То, что эти строки написаны были по-английски — на языке, по моим предположениям, автору неизвестном, — не вызвало у меня удивления. Я слишком хорошо знал о многообразии его познаний и о чрезвычайной радости, которую он испытывал, скрывая их, чтобы изумляться какому-либо открытию в этом роде; но место и дата их написания, признаться, немало изумили меня. Под стихами вначале стояло слово «Лондон», впоследствии тщательно зачеркнутое, но не настолько, чтобы не поддаться прочтению пристальным взором. Я говорю, что это немало изумило меня, ибо я прекрасно помнил, что в одну из прежних бесед с моим знакомцем я особливо спрашивал у него, не встречал ли он когда-либо в Лондоне маркизу ди Ментони (которая несколько лет, предшествующих ее браку, жила в этом городе), и из его ответа, если только я не ошибся, я понял, будто он никогда не посещал столицу Великобритании.
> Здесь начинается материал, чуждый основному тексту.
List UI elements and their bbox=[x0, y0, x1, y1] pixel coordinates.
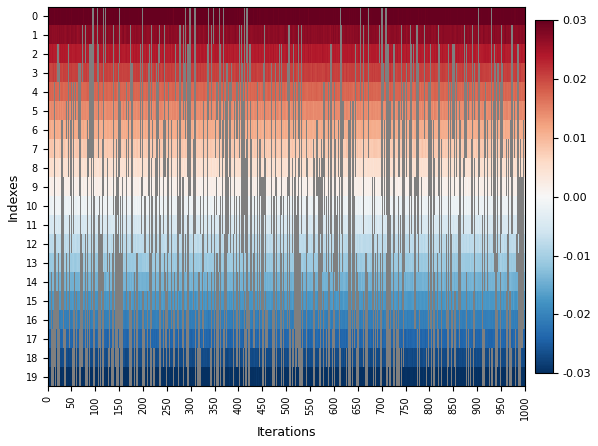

Заодно стоит здесь упомянуть, что я слыхал не раз (не оказывая, разумеется, доверия сообщению, сопряженному со столь большим неправдоподобием), будто человек, о котором я говорю, не только по рождению, но и по образованию был англичанин.
— Есть одна картина, — сказал он, не замечая, что я читал стихотворение, — есть одна картина, которую вы не видели. — И, отдернув какой-то полог, он открыл написанный во весь рост портрет маркизы Афродиты.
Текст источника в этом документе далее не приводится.